How are these features accounted for by Na⁺ and K⁺ channel properties? 

• Na⁺ Channels: Two gates (activation and inactivation). 

• Activation is fast, allowing Na⁺ in. 

• Inactivation is slower, stopping Na⁺ flow—key to brief depolarization. 

• K⁺ Channels: One slower gate; open as Na⁺ channels inactivate. 

• Stay open longer, leading to repolarization and after-hyperpolarization. 

• Timing differences between Na⁺ and K⁺ channel gating explain the shape and sequence of the action potential phases. 

How does the action potential propagate? 

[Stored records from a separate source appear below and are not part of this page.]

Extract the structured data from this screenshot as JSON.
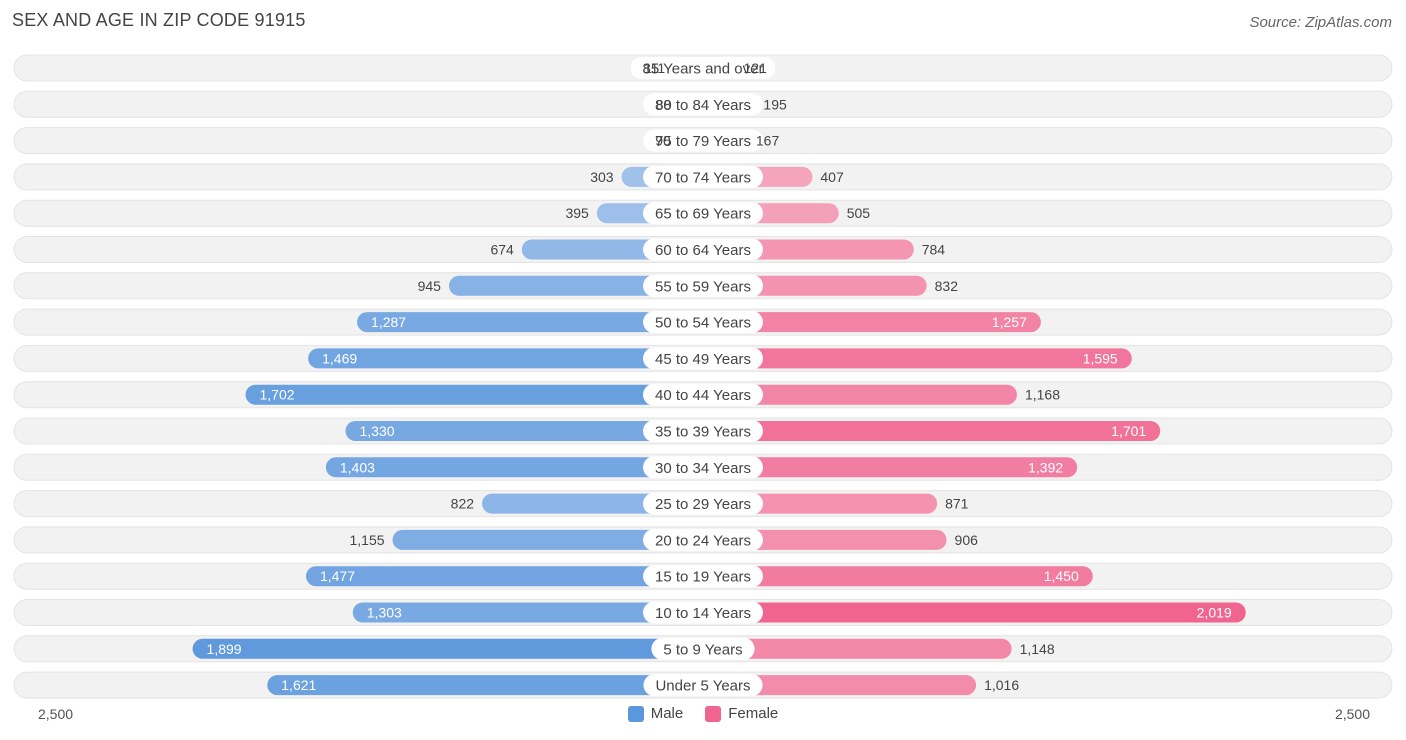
{
  "header": {
    "title": "SEX AND AGE IN ZIP CODE 91915",
    "source": "Source: ZipAtlas.com"
  },
  "legend": {
    "male_label": "Male",
    "female_label": "Female"
  },
  "axis": {
    "left_label": "2,500",
    "right_label": "2,500"
  },
  "colors": {
    "male_light": "#a9c7ec",
    "male_dark": "#5b97dc",
    "female_light": "#f6b0c6",
    "female_dark": "#f06590",
    "row_background": "#f2f2f2"
  },
  "chart_data": {
    "type": "bar",
    "orientation": "horizontal-diverging",
    "title": "SEX AND AGE IN ZIP CODE 91915",
    "xlim": [
      -2500,
      2500
    ],
    "categories": [
      "85 Years and over",
      "80 to 84 Years",
      "75 to 79 Years",
      "70 to 74 Years",
      "65 to 69 Years",
      "60 to 64 Years",
      "55 to 59 Years",
      "50 to 54 Years",
      "45 to 49 Years",
      "40 to 44 Years",
      "35 to 39 Years",
      "30 to 34 Years",
      "25 to 29 Years",
      "20 to 24 Years",
      "15 to 19 Years",
      "10 to 14 Years",
      "5 to 9 Years",
      "Under 5 Years"
    ],
    "series": [
      {
        "name": "Male",
        "values": [
          111,
          88,
          90,
          303,
          395,
          674,
          945,
          1287,
          1469,
          1702,
          1330,
          1403,
          822,
          1155,
          1477,
          1303,
          1899,
          1621
        ]
      },
      {
        "name": "Female",
        "values": [
          121,
          195,
          167,
          407,
          505,
          784,
          832,
          1257,
          1595,
          1168,
          1701,
          1392,
          871,
          906,
          1450,
          2019,
          1148,
          1016
        ]
      }
    ],
    "legend_position": "bottom-center"
  }
}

• Initiated at the axon hillock; local depolarization spreads to adjacent areas. 

• Voltage-gated Na⁺ and K⁺ channels open in the next segment, regenerating the signal. 

• This continues like dominoes falling down the axon until it reaches the terminal. 

• Action potentials only move forward due to the refractory state behind the signal—prevents backward activation. 

What influences the speed of propagation? 

• Not affected much by ion channel gating speed or current speed. 

• Main factor: Distance the depolarization spreads passively before needing to be regenerated. 

• Two strategies to increase speed: 

• Larger axon diameter: Less internal resistance, allows further passive spread. 

• Myelination (noted elsewhere in general neuroscience): Increases passive spread and speeds conduction via saltatory conduction.

What is axoplasmic transport and why is it needed? 

• Axoplasmic transport is the movement of materials (organelles, proteins, vesicles) within the axon. 

• It moves materials from the soma to the axon terminal (anterograde) and back (retrograde). 

• This transport is vital because proteins and organelles are made in the soma and need to reach distant axon terminals. 

• Damaged materials are also returned to the soma for recycling. 

• Microtubules act as tracks, and motor proteins like kinesin (anterograde) and dynein (retrograde) use ATP to move cargo along them

What drives ions across the cell membrane? 

• Concentration gradients: Ions move from high to low concentration (diffusion). 

• Electrical gradients: Ions move toward areas of opposite electrical charge. 

• These two combined forces form the electrochemical gradient, which determines the net direction of ion movement. 

• Ions can only move when their specific ion channels are open

What does the Nernst potential calculate? 

• It calculates the equilibrium potential (voltage) for a specific ion. 

• This is the voltage where the electrical gradient exactly balances the concentration gradient, so there is no net ion movement. 

• For example, for Na⁺, it's the point where diffusion inward is exactly offset by the electrical push outward. 

How do the Nernst potentials (for different ions) relate to the membrane potential? 

• Each ion has a different Nernst potential due to its unique intra- and extracellular concentrations. 

• The membrane potential is not equal to any single ion's Nernst potential unless only that ion is permeable. 

• In real neurons (with multiple permeable ions), the resting membrane potential is a weighted average—closer to ions with higher permeability (e.g., usually K⁺). 

What is the Na⁺/K⁺ ATPase? What is its role? 

• The Na⁺/K⁺ ATPase (or pump) is a membrane protein that uses ATP to transport 3 Na⁺ out and 2 K⁺ into the cell. 

• It maintains the Na⁺ and K⁺ concentration gradients required for resting potential and action potentials. 

• It’s electrogenic: it moves more positive charges out than in, contributing directly to the membrane potential. 

• It compensates for passive ion leaks and uses 25–50% of the nervous system’s energy.